C’est cette gauche qui n’a aucun complexe à assumer son amour de la France, de son hymne, de son drapeau, des valeurs et des principes qui l’ont fait connaître aux yeux des peuples du monde entier. Car la France, c’est plus que la France : c’est ce drôle de pays, comme disait André Malraux, qui n’est jamais aussi grand que lorsqu’il l’est pour tous. Dès 2007, alors adolescent et participant à ma toute première campagne électorale nationale dans le sillage de Ségolène Royal, je suis choqué en assistant à une scène dont je ne crois pas qu’elle ait été rapportée publiquement jusqu’alors. Nous sommes le 26 novembre 2006. Alors qu’elle vient de battre à plate couture Laurent Fabius et Dominique Strauss-Kahn à l’occasion de la primaire interne organisée par le Parti socialiste dans la perspective de la présidentielle qui l’opposera à Nicolas Sarkozy quelques mois plus tard, Ségolène Royal doit prononcer un discours à la Maison de la Mutualité à Paris devant un parterre de dirigeants et cadres socialistes.

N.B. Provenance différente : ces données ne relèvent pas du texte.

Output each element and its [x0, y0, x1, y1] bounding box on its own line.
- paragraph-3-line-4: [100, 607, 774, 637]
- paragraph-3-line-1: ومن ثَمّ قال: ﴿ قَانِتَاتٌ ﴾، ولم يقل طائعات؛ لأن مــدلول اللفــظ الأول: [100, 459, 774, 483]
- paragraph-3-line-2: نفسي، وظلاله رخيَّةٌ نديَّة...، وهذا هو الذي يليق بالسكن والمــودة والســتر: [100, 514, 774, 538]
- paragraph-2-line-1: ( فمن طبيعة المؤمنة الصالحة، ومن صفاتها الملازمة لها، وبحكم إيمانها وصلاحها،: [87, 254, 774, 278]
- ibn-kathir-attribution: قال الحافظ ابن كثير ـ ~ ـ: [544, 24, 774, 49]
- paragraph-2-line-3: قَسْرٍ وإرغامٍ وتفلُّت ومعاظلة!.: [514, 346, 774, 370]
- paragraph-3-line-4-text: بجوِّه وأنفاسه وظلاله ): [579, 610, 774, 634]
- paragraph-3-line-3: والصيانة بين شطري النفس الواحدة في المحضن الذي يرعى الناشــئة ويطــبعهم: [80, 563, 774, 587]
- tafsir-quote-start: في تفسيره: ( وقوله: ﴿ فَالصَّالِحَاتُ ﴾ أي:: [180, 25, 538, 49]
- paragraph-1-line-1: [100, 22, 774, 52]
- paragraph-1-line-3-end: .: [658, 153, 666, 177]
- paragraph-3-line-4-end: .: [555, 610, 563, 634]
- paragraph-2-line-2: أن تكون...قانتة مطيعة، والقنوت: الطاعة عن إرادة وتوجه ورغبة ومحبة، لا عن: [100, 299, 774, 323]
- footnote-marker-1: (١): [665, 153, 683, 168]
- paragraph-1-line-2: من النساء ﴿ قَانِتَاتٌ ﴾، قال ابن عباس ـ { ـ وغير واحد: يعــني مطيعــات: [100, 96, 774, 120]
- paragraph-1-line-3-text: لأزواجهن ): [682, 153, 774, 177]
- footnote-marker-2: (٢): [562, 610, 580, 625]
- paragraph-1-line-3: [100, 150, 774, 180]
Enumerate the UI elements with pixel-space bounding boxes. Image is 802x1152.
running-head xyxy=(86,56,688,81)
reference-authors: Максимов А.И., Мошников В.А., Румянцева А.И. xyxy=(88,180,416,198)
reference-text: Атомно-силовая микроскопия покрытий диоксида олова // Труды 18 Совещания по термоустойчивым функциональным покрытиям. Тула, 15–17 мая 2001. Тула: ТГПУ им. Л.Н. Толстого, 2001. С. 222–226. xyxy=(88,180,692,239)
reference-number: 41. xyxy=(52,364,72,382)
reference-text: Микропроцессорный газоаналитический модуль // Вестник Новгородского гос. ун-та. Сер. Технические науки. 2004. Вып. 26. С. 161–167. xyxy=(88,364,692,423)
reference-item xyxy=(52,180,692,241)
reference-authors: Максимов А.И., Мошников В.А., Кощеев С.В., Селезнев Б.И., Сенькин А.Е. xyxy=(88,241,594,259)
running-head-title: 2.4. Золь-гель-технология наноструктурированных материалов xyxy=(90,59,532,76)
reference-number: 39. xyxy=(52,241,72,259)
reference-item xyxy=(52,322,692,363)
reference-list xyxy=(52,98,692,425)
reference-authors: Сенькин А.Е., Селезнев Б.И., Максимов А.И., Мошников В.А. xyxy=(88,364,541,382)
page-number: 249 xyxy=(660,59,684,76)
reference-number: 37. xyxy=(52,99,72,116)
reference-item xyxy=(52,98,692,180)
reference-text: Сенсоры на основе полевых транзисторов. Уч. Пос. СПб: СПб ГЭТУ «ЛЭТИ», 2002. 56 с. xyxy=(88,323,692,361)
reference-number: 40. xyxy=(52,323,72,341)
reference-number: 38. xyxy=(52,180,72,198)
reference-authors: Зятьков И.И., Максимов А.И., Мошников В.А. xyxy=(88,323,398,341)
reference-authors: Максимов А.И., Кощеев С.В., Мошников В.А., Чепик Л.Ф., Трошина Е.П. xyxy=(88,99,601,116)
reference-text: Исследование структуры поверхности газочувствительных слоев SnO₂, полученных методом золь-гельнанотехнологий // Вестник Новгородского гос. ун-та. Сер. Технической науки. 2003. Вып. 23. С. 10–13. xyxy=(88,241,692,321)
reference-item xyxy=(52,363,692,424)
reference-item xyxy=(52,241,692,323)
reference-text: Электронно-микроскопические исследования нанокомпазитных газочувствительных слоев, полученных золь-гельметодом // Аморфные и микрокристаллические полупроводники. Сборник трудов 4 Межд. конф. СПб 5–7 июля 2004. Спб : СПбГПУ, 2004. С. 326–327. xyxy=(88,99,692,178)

Engagé dans la Ségosphère, le mouvement de jeunesse lancé par son fils aîné, Thomas Hollande, je participe dans la matinée à la préparation de la mythique salle parisienne. Alors que nous nous apprêtons à décharger une fourgonnette remplie de drapeaux tricolores, débarque, furieux, Stéphane Le Foll, alors directeur de cabinet de François Hollande, le Premier secrétaire du Parti socialiste. Du haut de sa carrure de rugbyman et fort de l’autorité que lui confère sa fonction, il intime l’ordre aux jeunes militants que nous sommes de ne pas sortir les drapeaux tricolores, précisant : « Il y a assez de drapeaux dans la salle, on ne va pas en rajouter, on n’est pas chez Jean-Marie Le Pen ici. » Bien sûr, sur le moment, j’obtempère. Je n’ai d’ailleurs pas d’autre choix. Mais, en mon for intérieur, je ne peux m’empêcher de trouver cette situation absurde.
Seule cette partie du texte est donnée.